During the pendency of the cross-appeals, the U.S. Supreme Court issued a decision in 2020 in Seila Law LLC v. CFPB, in which it determined that the director’s for-cause removal provision was unconstitutional but was severable from the statute establishing the Bureau (covered by a Buckley Special Alert). Following Seila, former Director Kathy Kraninger ratified several prior regulatory actions (covered by InfoBytes here), including the enforcement action brought against the company. At issue in the company’s appeal is whether the Bureau has authority to pursue its claims, including whether the agency’s funding mechanism is unconstitutional and whether its case is distinguishable from other actions and is entitled to dismissal for the Bureau director’s unconstitutional for-cause removal provision.

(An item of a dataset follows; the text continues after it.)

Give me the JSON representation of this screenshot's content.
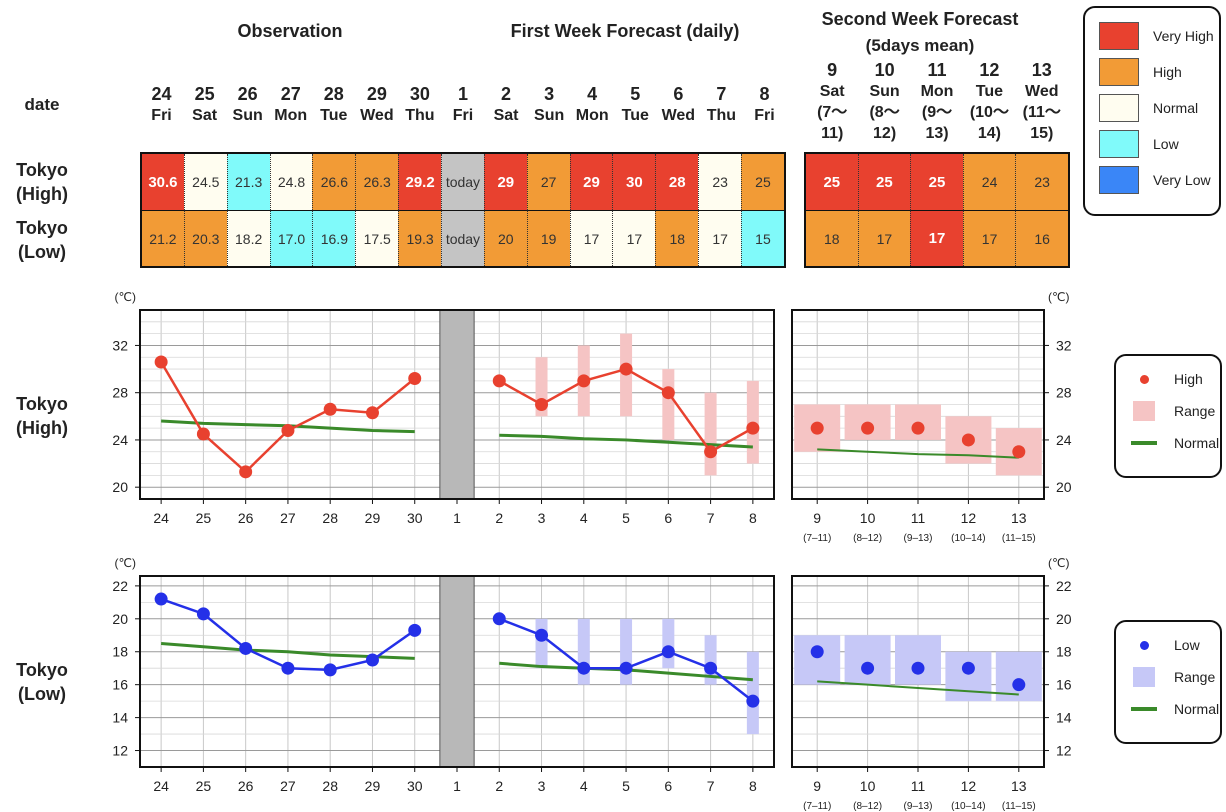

The appellate court declined to offer a position on these issues, and instead left them for the district court to consider. The 9th Circuit noted that since the district court’s 2017 order, “sister circuit courts have split” on the funding issue. “We vacate the district court’s order and remand, allowing it to reassess the case under the changed legal landscape since its initial order and opinion,” the appellate court wrote, directing the district court to “provide further consideration to [the company’s] argument on the constitutionality of the Bureau’s funding mechanism.” With respect to the Bureau’s appeal of the restitution denial, the 9th Circuit remanded the case to allow the district court to consider the effect CFPB v. CashCall and Liu v. SEC may have on the action (covered by InfoBytes here and here), as well as whether the agency “waived its claim to legal restitution by characterizing it only as a form of equitable relief before the district court.”